CHICAGO -- Women with common, usually nonfatal forms of skin cancer face double the risk of developing unrelated cancers, according to a large study, suggesting that the initial diagnosis may be more worrisome that previously thought.
The skin cancer link was found for several malignancies, including cancer of the brain, breasts, ovaries and uterus. It was even stronger for liver cancer, which had a five times higher risk, and lung cancer, which had triple the risk.
Previous studies have shown that men and women with skin cancer face an increased risk of skin cancer returning. Some also have found that people with non-melanoma skin cancer are prone to later developing non-skin cancers, but the earlier research didn't adequately consider other risk factors that might explain the connection, said the lead author, Dr.

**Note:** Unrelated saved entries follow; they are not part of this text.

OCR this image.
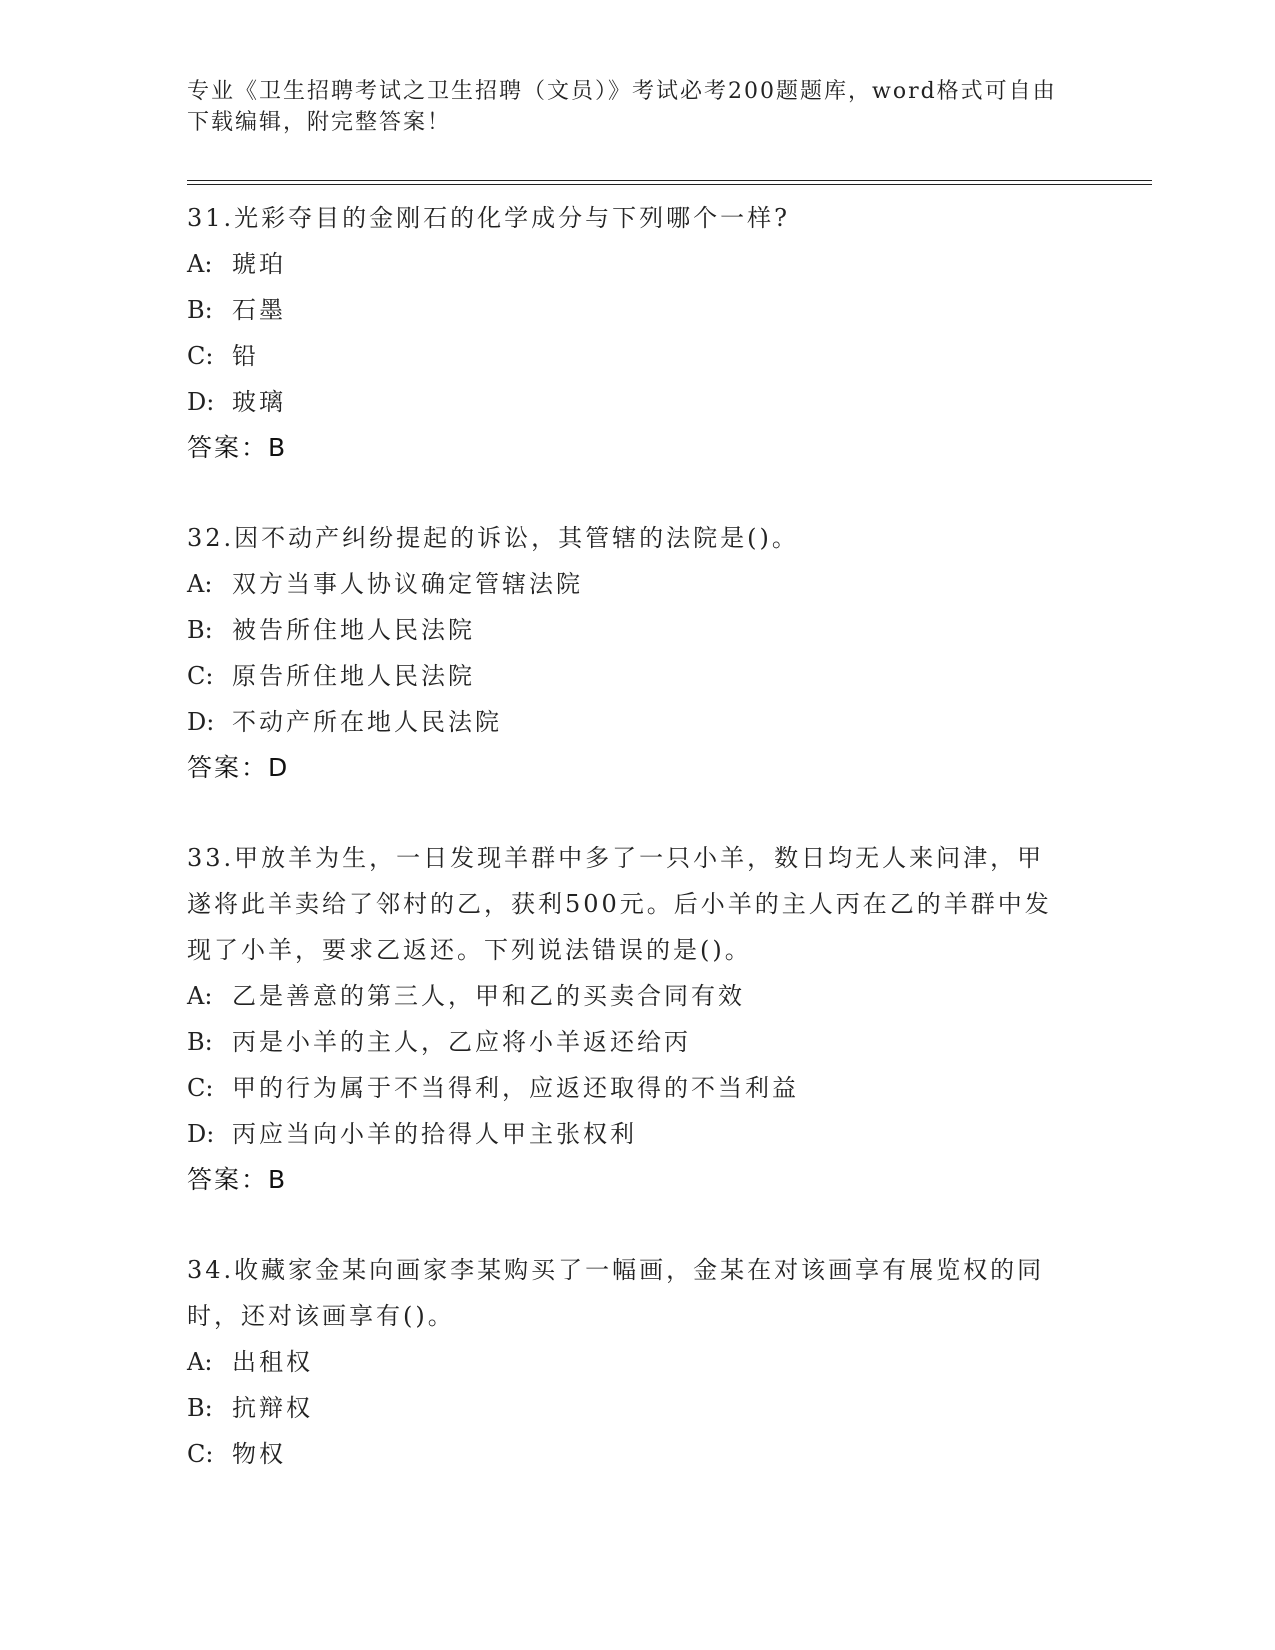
专业《卫生招聘考试之卫生招聘（文员）》考试必考200题题库，word格式可自由下载编辑，附完整答案！

31.光彩夺目的金刚石的化学成分与下列哪个一样?

A: 琥珀

B: 石墨

C: 铅

D: 玻璃

答案：B

32.因不动产纠纷提起的诉讼，其管辖的法院是()。

A: 双方当事人协议确定管辖法院

B: 被告所住地人民法院

C: 原告所住地人民法院

D: 不动产所在地人民法院

答案：D

33.甲放羊为生，一日发现羊群中多了一只小羊，数日均无人来问津，甲遂将此羊卖给了邻村的乙，获利500元。后小羊的主人丙在乙的羊群中发现了小羊，要求乙返还。下列说法错误的是()。

A: 乙是善意的第三人，甲和乙的买卖合同有效

B: 丙是小羊的主人，乙应将小羊返还给丙

C: 甲的行为属于不当得利，应返还取得的不当利益

D: 丙应当向小羊的拾得人甲主张权利

答案：B

34.收藏家金某向画家李某购买了一幅画，金某在对该画享有展览权的同时，还对该画享有()。

A: 出租权

B: 抗辩权

C: 物权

Carol Rosenberg of Evanston-Northwestern Healthcare, part of Northwestern University's medical school.
Her study, involving 92,835 post-menopausal women participating in a continuing federal study, considered other factors that influence cancer risk -- including smoking, weight and education level -- and still found an increased risk associated with skin cancer.
Rosenberg said she suspects her results would apply to men, too, since previous studies involved both genders.
The results appear in the January issue of Cancer, an American Cancer Society journal, being published online Monday.
Of the more than 85,000 women who did not have skin cancer, just over 11 percent, 9,927, reported having had other cancers.
Of the 7,665 women who reported having had a mild form of skin cancer, nearly 25 percent, 1,878, said they had also had other types of cancer.
The results are compelling, said Dr. Alexa Boer Kimball, an assistant dermatology professor at Stanford University.
Even though most patients with mild skin cancers won't develop other cancers, Kimball said, the results imply that they should still be vigilant about getting routine screening tests for other cancers.
Given previous research, the authors presumed that skin cancer preceded development of other cancers, though the study lacks information on which developed first, Rosenberg said.
The skin cancers implicated -- basal cell and squamous cell -- affect more than 1 million Americans each year. Those skin cancers grow more slowly than melanoma, the most serious skin cancer.
Study participant Luvie Owens, 70, said she had a skin cancer lesion removed last year and thought nothing of it. The doctor's message at the time was not to worry, she said.
Owens, of Winnetka, Ill., said she learned of the study results by phone last week.
"As soon as I hung up I made an appointment for a colonoscopy," she said. "It sure makes you want to keep up with your (medical) appointments."
The government-funded study involved participants in federal research examining factors that predict disease and death in postmenopausal women. Participants are being followed for an average of about seven years. At the outset, from 1994-98, they were asked numerous health-related questions.
Whether any women developed cancer since the initial questioning is still being studied, said Rosenberg, one of the researchers in the broader study.
Eugenia Calle, the American Cancer Society's director of analytical epidemiology, questioned whether the increased risk is as high as the study suggests, considering that earlier studies found lower risks.
Calle said the study design may have exaggerated the risk, since women with non-skin cancers might be more likely to remember having had mild skin cancer than women who have only had mild skin cancer, especially since it is often dismissed as a minor inconvenience, Calle said.